His grandkids have plans. His wife has plans. And when Don Sopak retires on Friday, December 1 from the city of Gulfport, one of the first things he’s going to do is some “middle-of-the-week” fishing.
Sopak is the director of public works and has been with the city for a little over 26 years.
Why mid-week fishing?
“It’s when there’s nobody out there and it makes it a lot nicer,” he said.
Because Sopak played a key executive role in the city, he often had to work around the clock with other critical staff during big weather events, like Hurricane Irma in mid-September 2017.
“I won’t be missing that at all,” he said.
However, over his years in public works, managing people in eight divisions, Sopak said the city has “become a family” to him “and it’s like my home away from home. It’s a little hard to leave home but when you know you have other opportunities to do the stuff you want to do, then it’s not that bad.”
For the next six to eight months, he plans to “diffuse” from working full time while he finishes a few projects at his Gulfport home like sanding the floors and redoing the kitchen. “We’re definitely staying in Gulfport,” he said.
For him, Gulfport is the perfect location.
“It’s small with a community feel in the most densely populated county in the state,” he said.
But Sopak said he’s also looking forward to traveling the state with his wife and grandkids in a pull-behind trailer and “maybe expanding a little farther.”
His grandkids will turn three and four in the next two months. “They are travel ready and have already been scoping out the trailer to find out where they’re going to sleep,” he said. “It’s a good thing.”
He also has nephews in Hawaii and California and some friends in Colorado and Wyoming that he wants to visit.
But, that’s not all.
Sopak’s background is construction and he still has his license. At one time, he built residential and commercial developments including golf courses, small medical hospitals and office buildings.
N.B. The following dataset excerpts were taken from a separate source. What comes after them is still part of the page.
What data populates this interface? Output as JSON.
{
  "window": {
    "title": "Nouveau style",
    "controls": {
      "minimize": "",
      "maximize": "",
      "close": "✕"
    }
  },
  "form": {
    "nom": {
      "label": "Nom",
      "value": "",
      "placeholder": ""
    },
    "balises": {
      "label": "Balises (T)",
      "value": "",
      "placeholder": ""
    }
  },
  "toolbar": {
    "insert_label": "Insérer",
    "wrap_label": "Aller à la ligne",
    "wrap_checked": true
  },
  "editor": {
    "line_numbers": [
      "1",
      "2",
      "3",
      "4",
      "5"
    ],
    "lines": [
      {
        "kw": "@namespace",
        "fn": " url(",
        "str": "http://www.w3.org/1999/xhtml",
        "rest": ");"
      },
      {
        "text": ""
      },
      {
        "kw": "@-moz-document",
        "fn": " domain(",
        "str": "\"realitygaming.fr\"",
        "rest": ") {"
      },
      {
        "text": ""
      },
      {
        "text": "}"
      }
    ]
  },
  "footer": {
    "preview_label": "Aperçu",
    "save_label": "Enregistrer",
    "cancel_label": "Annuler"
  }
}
“I’ll probably go back to doing some sort of work to keep me busy right here under my business name of Don Sopak Construction,” he said. “I’ve got a lot of different opportunities and I’m going to create my own schedule.”
Sopak says one of his fondest memories during his career with the city was working as a building official.
“I’d actually get to go and see how people had fixed up their houses,” he said. “It was interesting to see how they were being preserved instead of being knocked down, so that was unique.”
Over the course of his long municipal career, said Sopak, “God’s placed me in a lot of beautiful places and given me very rewarding opportunities and it’s really worked out well.”